Por fim, cabe explicitar os pontos de vista defendidos pelo autor e que explicam a própria organização das informações fornecidas neste livro. Isto significa correr riscos. Como afirma o arqueólogo Robert C. Dunnel na Reviews in Anthropology, de 1986, não há, provavelmente, tarefa menos compensadora, ainda que essencial, do que tentar sintetizar e explicar uma disciplina. Mesmo naqueles aspectos em que existe um acordo superficial de objetivos, metodologia e resultados, a tentativa de explicação de como tudo isso funciona na prática remete a diferenças fundamentais entre seus praticantes — e coloca o autor na desconfortável posição de desagradar, ao menos em parte, quase todo mundo. Entretanto, na medida em que privilegio o contraste e o conflito entre as diversas concepções do que seria a atividade do arqueólogo, procuro oferecer ao leitor a possibilidade de avaliar criticamente e de posicionar-se diante das vertentes arqueológicas existentes. O objetivo aqui é apresentar ao leitor, de forma genérica, as principais questões da arqueologia contemporânea, incluindo referências ao contexto brasileiro.
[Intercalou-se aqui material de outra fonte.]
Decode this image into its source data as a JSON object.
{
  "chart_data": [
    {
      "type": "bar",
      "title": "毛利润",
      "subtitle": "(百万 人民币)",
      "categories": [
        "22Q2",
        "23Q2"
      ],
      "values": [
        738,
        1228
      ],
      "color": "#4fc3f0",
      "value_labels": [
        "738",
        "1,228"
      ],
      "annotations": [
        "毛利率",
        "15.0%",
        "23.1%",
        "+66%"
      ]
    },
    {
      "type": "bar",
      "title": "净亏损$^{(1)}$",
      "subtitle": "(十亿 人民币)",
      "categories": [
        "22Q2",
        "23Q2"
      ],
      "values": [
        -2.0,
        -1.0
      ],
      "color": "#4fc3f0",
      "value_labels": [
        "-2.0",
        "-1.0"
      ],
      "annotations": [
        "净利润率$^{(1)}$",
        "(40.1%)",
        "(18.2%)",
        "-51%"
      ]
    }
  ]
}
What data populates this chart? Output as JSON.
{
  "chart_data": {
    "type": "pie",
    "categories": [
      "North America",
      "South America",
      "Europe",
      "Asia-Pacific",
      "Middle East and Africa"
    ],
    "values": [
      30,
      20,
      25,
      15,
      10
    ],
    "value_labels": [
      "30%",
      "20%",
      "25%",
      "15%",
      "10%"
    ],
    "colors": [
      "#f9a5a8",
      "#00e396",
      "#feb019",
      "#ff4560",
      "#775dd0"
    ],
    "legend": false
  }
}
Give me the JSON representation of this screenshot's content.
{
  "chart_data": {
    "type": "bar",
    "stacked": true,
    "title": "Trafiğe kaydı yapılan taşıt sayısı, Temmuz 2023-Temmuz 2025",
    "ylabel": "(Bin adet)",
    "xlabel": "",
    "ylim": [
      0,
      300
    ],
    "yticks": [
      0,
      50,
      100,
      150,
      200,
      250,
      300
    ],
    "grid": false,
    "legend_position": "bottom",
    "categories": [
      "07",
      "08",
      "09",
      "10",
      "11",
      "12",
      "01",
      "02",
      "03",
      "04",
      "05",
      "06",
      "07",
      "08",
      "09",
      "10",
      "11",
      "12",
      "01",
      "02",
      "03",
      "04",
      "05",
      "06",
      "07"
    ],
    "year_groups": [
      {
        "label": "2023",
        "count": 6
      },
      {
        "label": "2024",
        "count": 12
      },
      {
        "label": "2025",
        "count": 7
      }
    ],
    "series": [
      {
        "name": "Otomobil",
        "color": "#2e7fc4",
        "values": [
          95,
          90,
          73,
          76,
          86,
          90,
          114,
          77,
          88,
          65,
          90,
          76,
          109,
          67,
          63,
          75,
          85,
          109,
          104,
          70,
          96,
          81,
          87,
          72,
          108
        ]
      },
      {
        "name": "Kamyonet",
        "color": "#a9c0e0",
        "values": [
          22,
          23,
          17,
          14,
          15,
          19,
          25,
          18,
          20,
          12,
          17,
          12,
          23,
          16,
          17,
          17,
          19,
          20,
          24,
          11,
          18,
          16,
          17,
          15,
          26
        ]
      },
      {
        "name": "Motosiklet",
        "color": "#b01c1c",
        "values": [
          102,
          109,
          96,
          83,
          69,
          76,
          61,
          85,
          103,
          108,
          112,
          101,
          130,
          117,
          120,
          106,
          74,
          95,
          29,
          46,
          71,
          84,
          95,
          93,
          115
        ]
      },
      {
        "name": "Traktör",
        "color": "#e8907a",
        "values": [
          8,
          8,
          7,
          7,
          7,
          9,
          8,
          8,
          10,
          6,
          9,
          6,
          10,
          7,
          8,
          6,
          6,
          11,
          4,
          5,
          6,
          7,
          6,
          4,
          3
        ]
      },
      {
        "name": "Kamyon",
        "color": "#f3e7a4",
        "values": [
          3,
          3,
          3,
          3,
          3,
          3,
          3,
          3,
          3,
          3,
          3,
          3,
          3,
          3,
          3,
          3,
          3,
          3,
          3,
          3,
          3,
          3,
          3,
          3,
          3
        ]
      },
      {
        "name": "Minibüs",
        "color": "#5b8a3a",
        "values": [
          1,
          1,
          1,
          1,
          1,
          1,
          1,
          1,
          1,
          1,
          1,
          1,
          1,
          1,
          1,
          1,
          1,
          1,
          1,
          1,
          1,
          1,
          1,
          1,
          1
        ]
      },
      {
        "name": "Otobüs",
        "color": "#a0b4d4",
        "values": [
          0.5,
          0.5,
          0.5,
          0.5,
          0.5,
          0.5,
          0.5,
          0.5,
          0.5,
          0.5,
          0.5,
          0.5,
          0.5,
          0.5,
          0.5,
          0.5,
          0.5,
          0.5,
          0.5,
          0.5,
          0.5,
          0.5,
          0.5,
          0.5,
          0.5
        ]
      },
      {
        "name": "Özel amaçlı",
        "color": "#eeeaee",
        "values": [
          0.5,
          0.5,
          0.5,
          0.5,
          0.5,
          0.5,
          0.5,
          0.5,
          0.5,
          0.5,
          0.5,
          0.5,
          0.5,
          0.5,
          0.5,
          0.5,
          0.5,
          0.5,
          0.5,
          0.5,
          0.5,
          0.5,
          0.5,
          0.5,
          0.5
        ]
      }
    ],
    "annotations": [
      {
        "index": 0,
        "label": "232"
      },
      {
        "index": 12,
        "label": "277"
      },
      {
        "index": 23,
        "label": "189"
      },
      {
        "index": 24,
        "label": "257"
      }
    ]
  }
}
Iniciamos com uma discussão sobre o que é a arqueologia, tratando, a seguir, de como raciocina o arqueólogo, do trabalho com o material considerado arqueológico, do desenterramento e escavação à interpretação dos vestígios. Também veremos alguns aspectos da relação entre arqueologia e poder e das implicações sociais do trabalho do arqueólogo. O leitor encontrará, ainda, um roteiro de leituras para aprofundamento por temas. E talvez — espero — conclua, ao final do livro, que a arqueologia, uma atividade ao mesmo tempo séria e apaixonante, é, de fato, uma grande aventura.